28 - Squelettique

Pour beaucoup de chanceuses et chanceux, la fête des morts était surtout une fête. Des costumes de squelettes et du maquillage, des couleurs, des crânes décorés, de la danse et beaucoup de musique. Des rues pleines d'animation, de bonnes odeurs. On jouait avec la mort pour se rappeler qu'on était en vie, pour exorciser les pensées macabres. Pour toutes celles et ceux qui avaient perdu un être cher, c'était surtout l'occasion annuelle d'accomplir le rituel pour échanger quelques mots avec leurs disparus. Certains se donnaient des nouvelles, échangeaient des banalités ou du support émotionnel avec leurs proches décédés. D'autres essayaient d'en savoir plus sur l'au-delà. Certains préparaient toute l'année leur échange en écrivant des textes déclamés avec solennité, d'autres, tellement submergés par l'émotion, peinaient à dire un seul mot avant que leur temps ne soit écoulé.
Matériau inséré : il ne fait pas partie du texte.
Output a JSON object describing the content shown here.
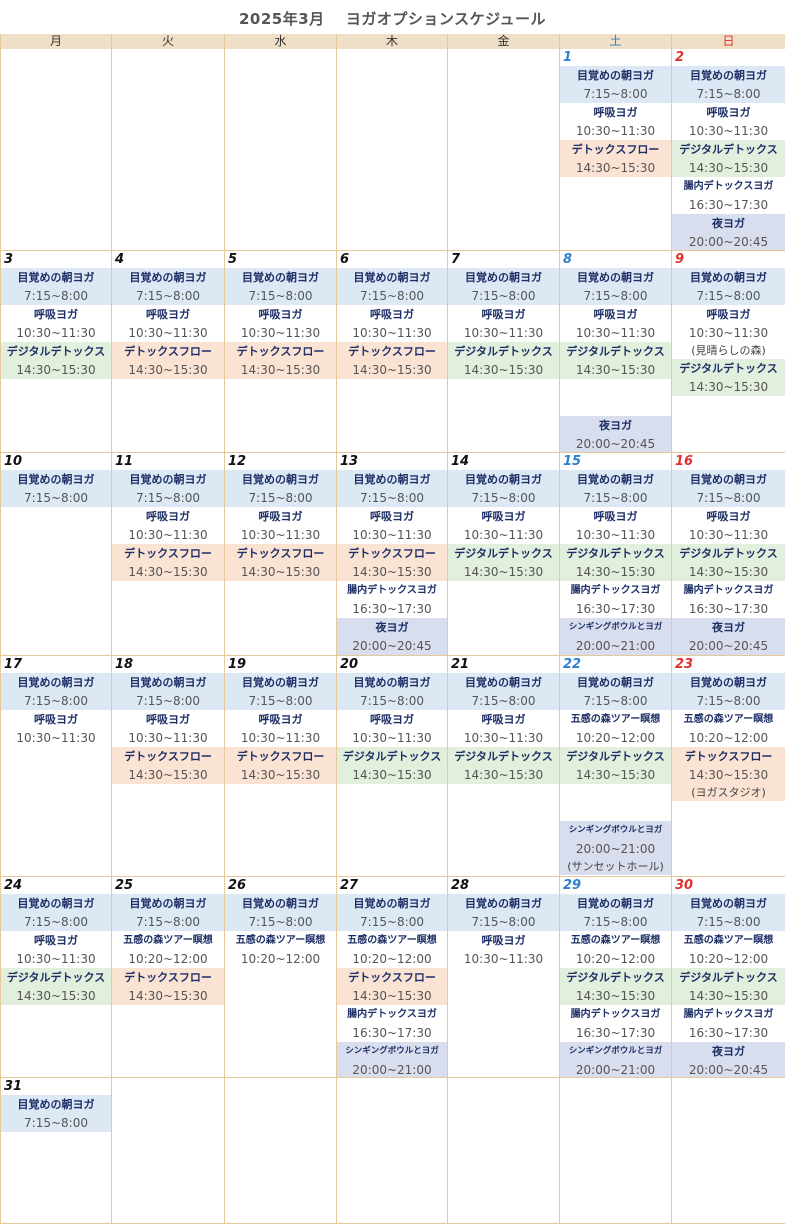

Beatriz n'avait jamais apprécié ce rendez-vous. Elle avait aimé sa femme pendant un quart de siècle et partagé avec elle les meilleurs moments de sa vie. La disparition tragique de celle-ci avait été une épreuve et, tous les ans depuis lors, leur réunion rouvrait la plaie dans son cœur. Mais il y avait quelque chose d'inachevé dans leur relation, et elle comptait bien utiliser cette opportunité pour le clôturer, et, enfin, faire son deuil. En accomplissant le rituel ce soir-là, pour la dernière fois, Beatriz repensait à toutes les belles choses de leur vie commune. Quand le visage squelettique de la disparue apparut dans le miroir, elle n'eut plus qu'une chose à dire: Reine en A7, échec et mat.